The Stove May Be Cold, But It Ain’t Broken

Not sure why some are feeling like the root causes of this year’s delayed “Hot Stove” are shrouded in mystery. Let’s keep this quick and simple and break down the market in a few logic-driven statements:

1. All Markets Eventually Correct

It was only a matter of time before execs would come to their senses. C’mon. 5 years, 70 million for Ian Kenenedy? James Shields at 4 years, 75 million? It only looks like owners and/or front offices are colluding to keep free agent contracts depressed, because the prices have gotten so nonsensically indefensible in recent years. Teams have finally all come to their senses. It was probably overdue.

2. It’s a Hard Cap

So remember the new collective bargaining agreement agreed to at last year’s Winter Meetings? Yeah, not sure how we all missed it, but it gave MLB teams effectively a hard salary cap for the first time ever. Even budgets like the Dodgers and Yankees aren’t going to just lay down and accept a 50 percent payroll tax. Just ain’t happening. Hard cap = less spending. Done.
free agent cost
3. It’s All in the Data

Player valuation by front offices has unarguably become more uniform. That’s the whole point of the Saber revolution, to use data to lend a degree of objectivity to the subjective. And with all front offices now bought in to the data, no agent, not even Boras, has a landscape of convincing to work with. Boras can’t walk into a room and “sell” a guy anymore. His client’s exit velocity and his launch angle and his DRS are mostly all that matters to each and every front office. No front office wants to be caught paying 5 WAR money to a 2-3 WAR guy. Every team is out there dangling the same 2-3 WAR money to the 2-3 WAR guy.

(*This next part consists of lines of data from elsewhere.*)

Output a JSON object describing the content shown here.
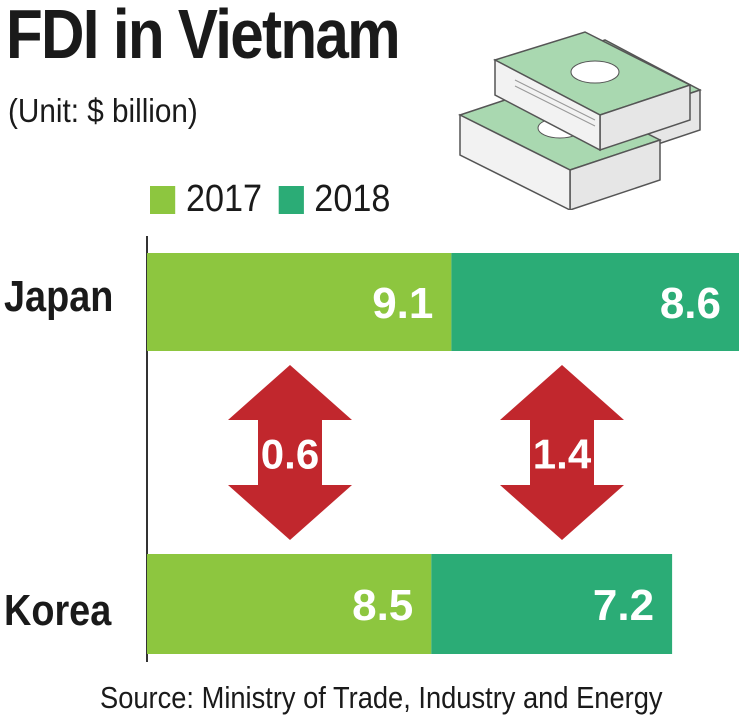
{
  "title": "FDI in Vietnam",
  "subtitle": "(Unit: $ billion)",
  "legend": [
    {
      "label": "2017",
      "color": "#8dc63f"
    },
    {
      "label": "2018",
      "color": "#2bac76"
    }
  ],
  "source": "Source: Ministry of Trade, Industry and Energy",
  "arrow_color": "#c1272d",
  "icon": "money-stacks-icon",
  "chart_data": {
    "type": "bar",
    "orientation": "horizontal",
    "stacked": true,
    "categories": [
      "Japan",
      "Korea"
    ],
    "series": [
      {
        "name": "2017",
        "values": [
          9.1,
          8.5
        ]
      },
      {
        "name": "2018",
        "values": [
          8.6,
          7.2
        ]
      }
    ],
    "annotations": [
      {
        "text": "0.6",
        "between": [
          "Japan",
          "Korea"
        ],
        "series": "2017"
      },
      {
        "text": "1.4",
        "between": [
          "Japan",
          "Korea"
        ],
        "series": "2018"
      }
    ],
    "title": "FDI in Vietnam",
    "xlabel": "",
    "ylabel": "",
    "grid": false,
    "legend_position": "top-left"
  }
}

The free agents that remain unsigned (cough, JDM, cough) are the ones in denial, thinking maybe a team will get desperate. I don’t see it happening. The market has corrected, and those teams with money left under the cap already know, with more objective certainty than in times past, what dollar amount a given free agent is worth. I can go try and convince McDonald’s to pay me a six figure salary to flip burgers. But they already know my flip rate, my drop rate, my extra long lunch break rate, etc. They know what I’m worth. It’s time for remaining free agents to just take what’s out there.